"Sit down, Donnie Don," she said, when they had entered the room. "Sit down, and tell me everything—how all the old people are, and how the old place looks—you live there now? I have nothing to tell, only I'm married, as you know—and—and I think a most good-for-nothing creature."
"Ah, no, pretty Miss Jane, there was good in you always, only a little bit hasty, and that anyone as had the patience could see; and I knowed well you'd be better o' that little folly in time."
"I'm not better, Donnie—I'm worse—I am worse, Donnie. I know I am—not better."
"Well, dear! and jewels, and riches, and coaches, and a fine gentleman adoring you—not very young, though. Well, maybe all the better. Did you never hear say, it's better to be an old man's darling than a young man's slave?"
"Yes, Donnie, it's very well; but let us talk of Wardlock—and he's not a fine man, Donnie, who put that in your head—he's old, and ugly, and"—she was going to say stupid, but the momentary bitterness was rebuked by an accidental glimpse of the casket in which his splendid present was secured—"and tell me about Wardlock, and the people—is old Thomas Jones there still?"
"No, he's living at Glastonhowe now, with his grandson that's married—very happy; but you would not believe how old he looks, and they say can't remember nothink as he used to, but very comfortable."
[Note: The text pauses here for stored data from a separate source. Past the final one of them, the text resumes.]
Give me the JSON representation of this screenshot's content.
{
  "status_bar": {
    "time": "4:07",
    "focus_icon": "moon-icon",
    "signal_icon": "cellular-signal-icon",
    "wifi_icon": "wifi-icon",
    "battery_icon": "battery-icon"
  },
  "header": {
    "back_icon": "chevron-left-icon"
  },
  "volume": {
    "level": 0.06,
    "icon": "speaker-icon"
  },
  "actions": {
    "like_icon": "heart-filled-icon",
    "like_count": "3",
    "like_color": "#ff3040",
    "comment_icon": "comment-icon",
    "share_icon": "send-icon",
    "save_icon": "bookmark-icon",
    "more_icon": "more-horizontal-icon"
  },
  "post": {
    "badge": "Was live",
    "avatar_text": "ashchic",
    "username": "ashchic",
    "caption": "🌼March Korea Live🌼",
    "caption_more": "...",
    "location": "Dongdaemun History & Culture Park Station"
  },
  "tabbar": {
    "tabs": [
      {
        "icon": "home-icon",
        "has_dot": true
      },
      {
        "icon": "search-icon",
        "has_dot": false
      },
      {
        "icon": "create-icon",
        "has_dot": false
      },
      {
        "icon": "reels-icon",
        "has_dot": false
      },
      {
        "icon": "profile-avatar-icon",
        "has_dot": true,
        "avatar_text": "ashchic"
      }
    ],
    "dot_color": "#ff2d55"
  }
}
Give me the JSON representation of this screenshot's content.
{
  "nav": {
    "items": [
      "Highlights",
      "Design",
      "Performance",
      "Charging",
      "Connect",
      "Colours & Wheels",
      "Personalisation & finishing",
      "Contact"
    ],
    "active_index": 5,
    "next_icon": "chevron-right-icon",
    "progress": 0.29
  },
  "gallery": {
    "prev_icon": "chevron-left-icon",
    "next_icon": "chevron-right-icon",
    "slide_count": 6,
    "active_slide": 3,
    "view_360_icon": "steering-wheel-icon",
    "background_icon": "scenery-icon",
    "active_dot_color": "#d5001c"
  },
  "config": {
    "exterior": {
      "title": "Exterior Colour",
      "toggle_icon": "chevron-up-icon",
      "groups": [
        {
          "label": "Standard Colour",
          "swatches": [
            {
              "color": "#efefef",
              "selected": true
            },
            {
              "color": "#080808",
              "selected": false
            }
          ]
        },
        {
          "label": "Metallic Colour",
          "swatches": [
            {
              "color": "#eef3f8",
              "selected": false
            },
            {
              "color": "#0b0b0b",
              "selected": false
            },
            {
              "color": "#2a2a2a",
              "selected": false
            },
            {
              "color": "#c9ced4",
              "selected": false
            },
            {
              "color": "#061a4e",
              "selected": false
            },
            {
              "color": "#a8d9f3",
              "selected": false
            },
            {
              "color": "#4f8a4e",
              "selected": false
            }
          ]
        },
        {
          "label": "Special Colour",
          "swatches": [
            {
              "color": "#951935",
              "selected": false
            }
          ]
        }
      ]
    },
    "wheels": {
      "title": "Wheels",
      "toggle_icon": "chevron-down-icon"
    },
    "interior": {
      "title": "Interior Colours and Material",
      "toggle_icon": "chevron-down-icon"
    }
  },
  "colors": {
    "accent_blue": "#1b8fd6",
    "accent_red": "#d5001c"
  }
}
"And Turpin, the gardener?"
"Old Turpin be dead, miss, two years agone; had a fit a few months before, poor old fellow, and never was strong after. Very deaf he was of late years, and a bit cross sometimes about the vegetables, they do say; but he was a good-natured fellow, and decent allays; and though he liked a mug of ale, poor fellow, now and then, he was very regular at church."
"Poor old Turpin dead! I never heard it—and old? he used to wear a kind of flaxen wig."
"Old! dearie me, that he was, miss, you would not guess how old—there's eighty-five years on the grave-stone that Lady Alice put over him, from the parish register, in Wardlock churchyard, bless ye!"